Selasa, 03 September 2013

Bocah itu...

Pagi itu sekitar pukul 10.30, saya pergi ke bengkel motor, dekat bangjo pertigaan UNY. Ini kali pertama ke bengkel tersebut untuk ganti oli, dan servis lampu send kiri yang mati. Ketika menunggu motor yang sedang di servis, saya dikejutkan dengan seorang anak kecil sekitar kelas 4 SD (kalau sekolah). Saya memang sedikit terkejut heran, karena bocah sekecil itu menjual koran di jalanan lampu merah pertigaan UNY. “Siapakah gerangan yang mengurusmu wahai bocah kecil? Dimana gerangan orangtuamu? Engkau tidak seperti bocah pada umumnya, yang pagi hari berangkat sekolah, siang dan sore hari bermain, tertawa riang gembira dengan kawannya, duhai malangnya nasibmu bocah kecil,” gumamku dalam hati sambil menunggu motor selesai diperbaiki.

Ketika di rumah, lebih tepatnya kamar kost (ini kamar kost bagiku sudah seperti surga, tempat sejuk buat menenangkan diri, pokoknya kamarku surgaku, halah…), saya termenung, alangkah beruntungnya saya, dan teman-teman saya yang lain, ketika masih kecil bisa hidup enak, bisa merasakan sekolah, merasakan kasih sayang orangtua, bermain, tertawa riang gembira dengan teman-teman sebaya, sementara bocah kecil yang saya lihat di pertigaan lampu merah tersebut sudah nekat (atau kepepet alias terpaksa) mencari uang dengan cara menjual koran, dan entah darimana ia mendapatkan koran tersebut.
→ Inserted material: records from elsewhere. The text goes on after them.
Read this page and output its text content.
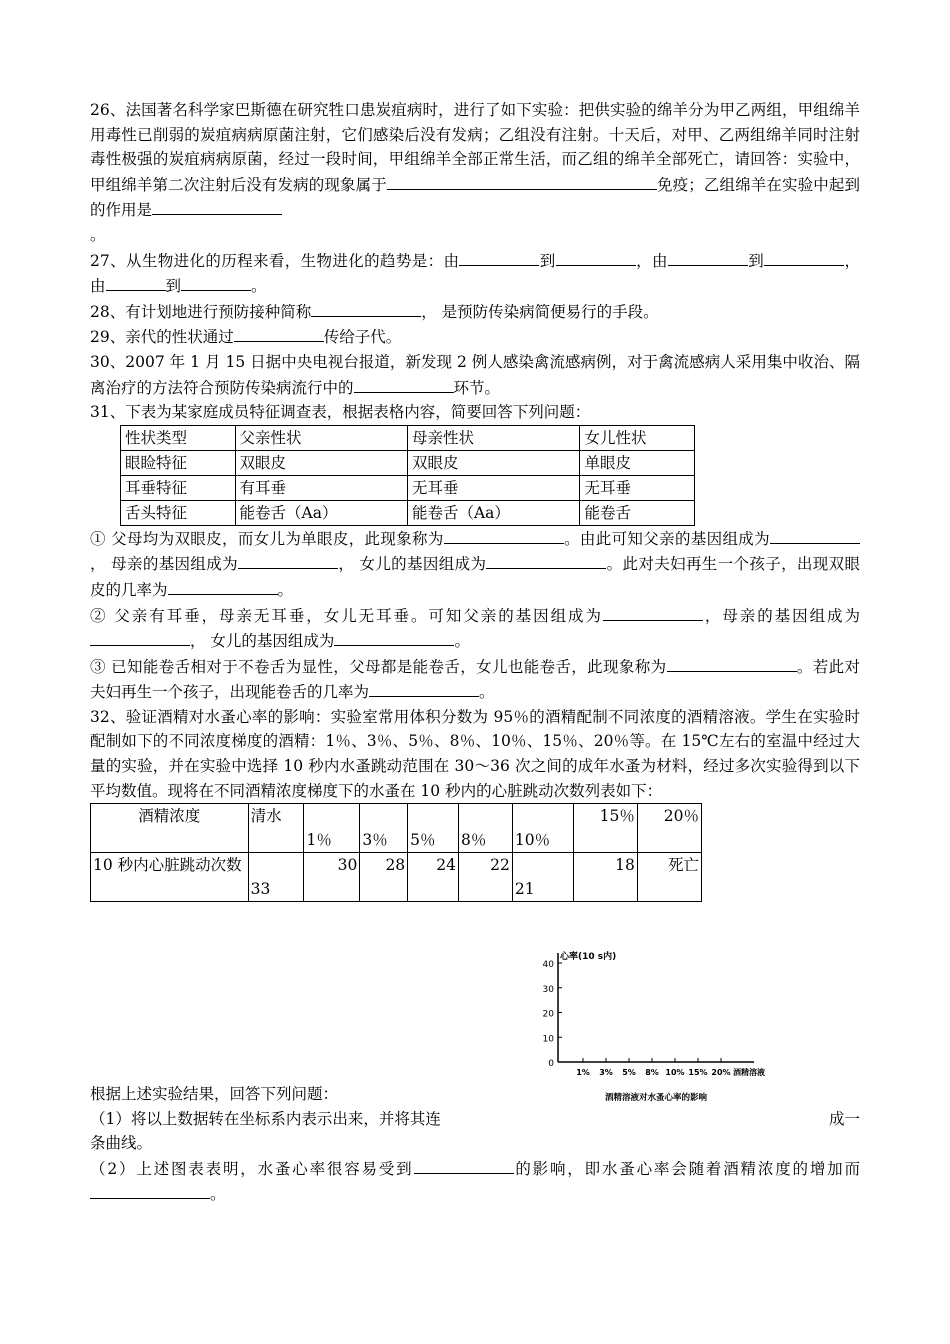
26、法国著名科学家巴斯德在研究牲口患炭疽病时，进行了如下实验：把供实验的绵羊分为甲乙两组，甲组绵羊用毒性已削弱的炭疽病病原菌注射，它们感染后没有发病；乙组没有注射。十天后，对甲、乙两组绵羊同时注射毒性极强的炭疽病病原菌，经过一段时间，甲组绵羊全部正常生活，而乙组的绵羊全部死亡，请回答：实验中，甲组绵羊第二次注射后没有发病的现象属于	免疫；乙组绵羊在实验中起到的作用是
。

27、从生物进化的历程来看，生物进化的趋势是：由	到	，由	到	，由	到	。

28、有计划地进行预防接种简称	， 是预防传染病简便易行的手段。

29、亲代的性状通过	传给子代。

30、2007 年 1 月 15 日据中央电视台报道，新发现 2 例人感染禽流感病例，对于禽流感病人采用集中收治、隔离治疗的方法符合预防传染病流行中的	环节。

31、下表为某家庭成员特征调查表，根据表格内容，简要回答下列问题：

性状类型	父亲性状	母亲性状	女儿性状
眼睑特征	双眼皮	双眼皮	单眼皮
耳垂特征	有耳垂	无耳垂	无耳垂
舌头特征	能卷舌（Aa）	能卷舌（Aa）	能卷舌

① 父母均为双眼皮，而女儿为单眼皮，此现象称为	。由此可知父亲的基因组成为， 母亲的基因组成为	， 女儿的基因组成为	。此对夫妇再生一个孩子，出现双眼皮的几率为	。

② 父亲有耳垂，母亲无耳垂，女儿无耳垂。可知父亲的基因组成为	，母亲的基因组成为， 女儿的基因组成为	。

③ 已知能卷舌相对于不卷舌为显性，父母都是能卷舌，女儿也能卷舌，此现象称为	。若此对夫妇再生一个孩子，出现能卷舌的几率为	。

32、验证酒精对水蚤心率的影响：实验室常用体积分数为 95％的酒精配制不同浓度的酒精溶液。学生在实验时配制如下的不同浓度梯度的酒精：1％、3％、5％、8％、10％、15％、20％等。在 15℃左右的室温中经过大量的实验，并在实验中选择 10 秒内水蚤跳动范围在 30～36 次之间的成年水蚤为材料，经过多次实验得到以下平均数值。现将在不同酒精浓度梯度下的水蚤在 10 秒内的心脏跳动次数列表如下：

酒精浓度	清水	1％	3％	5％	8％	10％	15％	20％
10 秒内心脏跳动次数	33	30	28	24	22	21	18	死亡
0
10
20
30
40
心率(10 s内)
1% 3% 5% 8% 10% 15% 20% 酒精溶液
酒精溶液对水蚤心率的影响

根据上述实验结果，回答下列问题：

（1）将以上数据转在坐标系内表示出来，并将其连	成一

条曲线。

（2）上述图表表明，水蚤心率很容易受到	的影响，即水蚤心率会随着酒精浓度的增加而。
Sesekali bocah tersebut di-glewehi oleh tukang bengkel, “njaluk korane rene,” katanya. Bocah tersebut membalas, “yen ra ono duite yo ra enthuk koran,” balasnya kepada tukang bengkel di tempat saya servis motor. Saya lihat bocah tersebut menjual koran “Tribun Jogja” yang harga ecerannya seribu rupiah. Salah satu pelanggan bengkel yang terlihat memakai seragam pegawai negeri akhirnya membeli koran dari si bocah malang itu. Dugaanku, mungkin sambil mengisi waktu menunggu motor selesai di servis. Saya lihat bapak itu membayar uang dua ribu rupiah, saat bocah itu merogoh tas kecilnya tempat menaruh uang untuk mengambil kembalian, bapak itu pun berkata, “wis jujule nggo kowe wae”. “Nggih Pak, maturnuwun,” balas bocah itu. Lalu bocah itu pun berlari menyebrang menuju lampu merah, dan terlihat gembira setelah korannya dibeli bapak itu dua ribu rupiah tanpa kembalian.
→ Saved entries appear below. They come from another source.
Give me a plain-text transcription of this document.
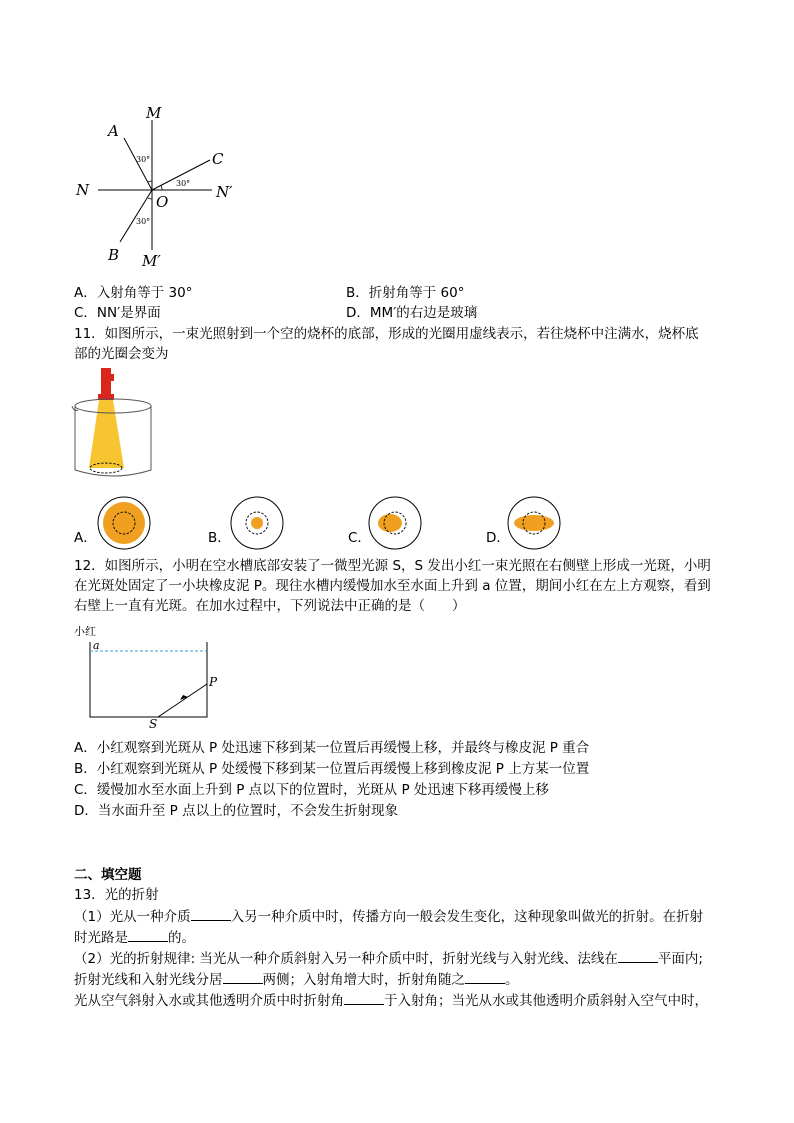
M
M′
N	N′
A
B
C
O
30°
30°
30°
A．入射角等于 30°	B．折射角等于 60°
C．NN′是界面	D．MM′的右边是玻璃
11．如图所示，一束光照射到一个空的烧杯的底部，形成的光圈用虚线表示，若往烧杯中注满水，烧杯底
部的光圈会变为
A．	B．	C．	D．
12．如图所示，小明在空水槽底部安装了一微型光源 S，S 发出小红一束光照在右侧壁上形成一光斑，小明
在光斑处固定了一小块橡皮泥 P。现往水槽内缓慢加水至水面上升到 a 位置，期间小红在左上方观察，看到
右壁上一直有光斑。在加水过程中，下列说法中正确的是（　　）
小红
a
P
S
A．小红观察到光斑从 P 处迅速下移到某一位置后再缓慢上移，并最终与橡皮泥 P 重合
B．小红观察到光斑从 P 处缓慢下移到某一位置后再缓慢上移到橡皮泥 P 上方某一位置
C．缓慢加水至水面上升到 P 点以下的位置时，光斑从 P 处迅速下移再缓慢上移
D．当水面升至 P 点以上的位置时，不会发生折射现象
二、填空题
13．光的折射
（1）光从一种介质	入另一种介质中时，传播方向一般会发生变化，这种现象叫做光的折射。在折射
时光路是	的。
（2）光的折射规律: 当光从一种介质斜射入另一种介质中时，折射光线与入射光线、法线在	平面内;
折射光线和入射光线分居	两侧；入射角增大时，折射角随之	。
光从空气斜射入水或其他透明介质中时折射角	于入射角；当光从水或其他透明介质斜射入空气中时，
Ya Allah, lagi-lagi hamba harus banyak bersyukur kepada-Mu, ketika kecil hamba hidup terjamin, bahagia, tenang, tentram, damai, dan bisa sekolah hingga kuliah sekarang. Sementara di negeri ini masih banyak anak-anak, bocah-bocah yang putus sekolah, sengsara, tidak terurus, kurang gizi, seperti halnya bocah yang baru saja saya lihat ketika di bengkel.
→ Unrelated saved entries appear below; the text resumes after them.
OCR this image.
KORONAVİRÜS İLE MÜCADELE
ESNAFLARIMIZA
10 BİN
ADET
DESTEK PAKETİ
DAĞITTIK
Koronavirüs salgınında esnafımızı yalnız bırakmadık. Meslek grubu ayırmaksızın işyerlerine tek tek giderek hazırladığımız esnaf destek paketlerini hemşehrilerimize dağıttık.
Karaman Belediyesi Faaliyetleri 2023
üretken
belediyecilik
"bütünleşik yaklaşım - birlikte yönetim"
Alhamdulillah. Segala puji hanya bagi Allah. Hingga saat ini rezeki saya terjamin, meski masih dalam tanggungan orangtua. Ya Allah, beri kemampuan pada hamba untuk bisa mensyukuri nikmat-Mu dengan maksimal, dan ampuni hamba jikalau hamba mengingkari nikmat-Mu, dan sering lalai dari bersyukur kepada-Mu. Amiin.